Михалыч уже не работал в совхозе, годы брали своё, да и не по нраву ему были сегодняшние методы работы, когда совхозные трудяги пьянствовали ежедневно, и до работы, и после, а иногда и во время работы. Он устроился кочегаром в школьную котельную, там легче и спокойнее, да и зарплата повыше. Только тот рыбацкий дух, который был заложен в него ещё в Осиново с детства, никак из него не выходил. Он рыбачил зимой и летом, весной и осенью – ставил сети и самоловы, иногда выезжал с неводом, с самого детства был приучен к свежей рыбе, не мог обходиться без неё, она и была у него ежедневно на столе. В период распутицы он скучал, часами сидел на скамейке под рябиной и смотрел на Енисей. Что же делать, когда льдины плывут на реке, на лодке не выедешь и пешком не пойдёшь, никакие ловушки в воду не опустишь. Он был не высокого роста, щупленький, но довольно подвижный и энергичный, сил в нём сохранилось ещё достаточно, хотя на висках стали появляться первые признаки седины.

… В лодке мы были втроём. Заимку объезжали через Пашин Шар по маленьким мелким и узким протокам. Проезд, конечно, мы знали, каждый год ездили сюда осенями по десятку раз и всё равно временами приходилось глушить мотор и проезжать мелкие места на вёслах, а то и вовсе в больших сапогах вылазить из лодки и волоком протаскивать её по мелям. Наконец, галечные отмели закончились и мы въехали в довольно широкую и глубокую протоку, один берег которой был низким и мелким, сплошь заросший талинником, а другой твёрдым и крутым, на нём стоял смешанный лес, среди которого выделялись отдельные толстые с широко раскинутой кроной лиственницы.

Мы распугали уток, откармливающихся перед дальним перелётом в тёплые края в прибрежных зарослях травы, и те, не захотев далеко улетать, стали пролетать мимо нас вдоль протоки. У меня было с собой ружьё и Санька, сидевший в носу лодки, не вытерпел и сделал несколько выстрелов, но не одну не сбив, стрелять больше не стал. Мне же, сидевшему за мотором, стрелять через впереди сидящих людей было очень неудобно. Санька – высокий худой парень, около двадцати пяти лет, никогда не выпускавший изо рта папиросу, уже имевший свою семью, работал штатным охотником в совхозе. За ним был закреплён свой участок на речке Вороговке, где он и находился большую часть зимнего периода. Добывал там соболя и белку, весной же активно отстреливал лосей для совхозного зверопитомника. Санька уже скоро должен был заезжать на охотничий участок, вот и решил успеть заготовить рыбы для семьи на зиму.

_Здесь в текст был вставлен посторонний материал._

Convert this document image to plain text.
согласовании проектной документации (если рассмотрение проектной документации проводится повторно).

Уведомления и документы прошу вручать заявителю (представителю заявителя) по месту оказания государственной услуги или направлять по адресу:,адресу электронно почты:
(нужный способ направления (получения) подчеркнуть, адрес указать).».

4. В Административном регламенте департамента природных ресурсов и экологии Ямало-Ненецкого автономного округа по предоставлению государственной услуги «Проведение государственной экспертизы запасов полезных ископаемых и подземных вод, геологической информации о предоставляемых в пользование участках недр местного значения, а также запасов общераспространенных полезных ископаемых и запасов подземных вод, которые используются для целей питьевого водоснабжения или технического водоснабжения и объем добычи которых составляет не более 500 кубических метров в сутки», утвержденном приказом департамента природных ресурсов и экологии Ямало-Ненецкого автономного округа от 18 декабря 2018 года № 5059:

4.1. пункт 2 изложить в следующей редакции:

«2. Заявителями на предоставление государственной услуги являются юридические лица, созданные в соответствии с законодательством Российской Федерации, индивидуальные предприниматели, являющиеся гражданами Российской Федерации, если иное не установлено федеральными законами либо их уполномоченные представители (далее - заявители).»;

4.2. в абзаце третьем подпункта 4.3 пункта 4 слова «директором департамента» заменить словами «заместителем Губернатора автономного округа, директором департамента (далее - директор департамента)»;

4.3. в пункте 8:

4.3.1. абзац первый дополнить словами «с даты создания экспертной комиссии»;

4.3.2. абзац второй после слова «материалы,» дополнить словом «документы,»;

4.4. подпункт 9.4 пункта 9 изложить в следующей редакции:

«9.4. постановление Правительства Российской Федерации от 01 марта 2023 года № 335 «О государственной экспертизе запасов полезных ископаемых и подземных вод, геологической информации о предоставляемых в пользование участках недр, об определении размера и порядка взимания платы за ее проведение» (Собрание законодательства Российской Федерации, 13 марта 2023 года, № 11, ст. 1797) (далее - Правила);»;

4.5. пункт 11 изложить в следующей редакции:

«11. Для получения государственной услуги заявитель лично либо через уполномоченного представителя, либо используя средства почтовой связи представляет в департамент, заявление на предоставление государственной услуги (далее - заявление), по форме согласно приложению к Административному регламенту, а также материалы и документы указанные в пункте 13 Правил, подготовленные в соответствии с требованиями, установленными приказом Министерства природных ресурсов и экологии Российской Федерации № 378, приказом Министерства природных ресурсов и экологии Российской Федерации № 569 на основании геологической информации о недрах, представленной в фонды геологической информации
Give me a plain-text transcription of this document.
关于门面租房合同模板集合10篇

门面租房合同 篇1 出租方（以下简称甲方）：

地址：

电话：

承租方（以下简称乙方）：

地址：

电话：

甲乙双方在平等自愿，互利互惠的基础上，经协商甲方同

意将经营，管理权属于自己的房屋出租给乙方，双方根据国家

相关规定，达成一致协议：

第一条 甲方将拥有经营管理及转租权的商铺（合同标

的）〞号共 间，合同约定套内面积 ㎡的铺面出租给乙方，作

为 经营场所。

Мы выбирали места, где не было травы, и где можно было беспрепятственно вытаскивать невод на берег. Мешали кочки и коряжины на дне протоки, невод иногда цеплялся за них, и приходилось кому-нибудь из нас выезжать в лодке, цепляться за верхнюю тетиву и стаскивать его с невидимых подводных препятствий. Невод был старым, много раз латанным, привезённым Александром Михайловичем ещё с Осиново, длиной около пятидесяти метров, он был нам хорошо знаком. Сколько бы мы с ним не выезжали, никогда он нас без рыбы не оставлял. Попадались нам не большие щучки – травянки, да единичные окуни и сороги. Места здесь были богатые, рыба собиралась в косяки на зимовку, вороговские рыбаки часто приезжали весной с сетями, а осенью с блёснами. Мы делали тони одну за другой, а Михалыч всё чаще посматривал на высокий крутой, заросший травой, берег, находившийся ближе к посёлку и, наконец, заметив там поднимающийся вверх дымок от костра, радостно потёр руки.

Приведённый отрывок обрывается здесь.